Oleh karena itu, pelaku industri mendorong akses terhadap bahan baku yang tidak hanya berkualitas, tetapi juga mampu meningkatkan daya saing industri nasional.
"Kemenperin akan terus hadir bersama pelaku industri dalam menjaga ketahanan sektor manufaktur nasional menghadapi dinamika global," jelas Menperin Agus.

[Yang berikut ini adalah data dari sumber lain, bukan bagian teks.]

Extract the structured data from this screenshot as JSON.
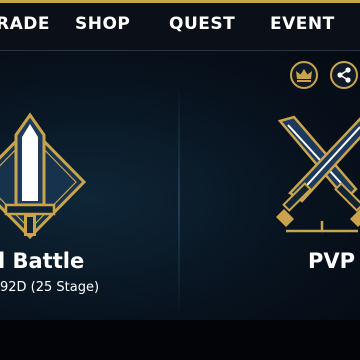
{
  "nav": {
    "items": [
      {
        "label": "RADE"
      },
      {
        "label": "SHOP"
      },
      {
        "label": "QUEST"
      },
      {
        "label": "EVENT"
      }
    ]
  },
  "top_actions": {
    "rank_icon": "crown-icon",
    "share_icon": "share-icon"
  },
  "modes": {
    "left": {
      "title": "l Battle",
      "subtitle": "92D (25 Stage)",
      "icon": "sword-icon"
    },
    "right": {
      "title": "PVP",
      "icon": "crossed-swords-icon"
    }
  },
  "colors": {
    "gold": "#c9a44c",
    "navy": "#1a3350",
    "background": "#08131f"
  }
}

Pertemuan tersebut dihadiri sejumlah asosiasi dan pelaku industri, diantaranya Asosiasi Industri Olefin, Aromatik, dan Plastik Indonesia (INAPLAS), PT Chandra Asri Petrochemical, PT Lotte Chemical Indonesia, PT Asahimas Chemical, PT Polytama Propindo, PT Polyplex Films Indonesia, PT Kofuku Plastic Indonesia, Indorama Group, PT Trinseo Materials Indonesia, PT Lotte Chemical Titan Nusantara, Asosiasi Daur Ulang Plastik Indonesia (ADUPI), PT Astina Indah Abadi, dan PT Bumi Lestari Unggul,
Selanjutnya, PT Selamat Anugrah Indonesia, PT Pelita Mekar Semesta, Indonesian Plastics Recyclers (IPR), Gabungan Industri Aneka Tenun Plastik Indonesia (GIATPI), Asosiasi Ekspor Impor Plastik Indonesia (AEIXIPINDO), Asosiasi Industri Kemasan Fleksibel Indonesia (Rotokemas), PT Supernova Flexible Packaging, Asosiasi Plastik Akal Sehat Indonesia (PASTI), Asosiasi Biaxially Oriented Films Indonesia (ABOFI), PT Indopoly, serta Asosiasi Industri Plastik Hilir Indonesia (APHINDO).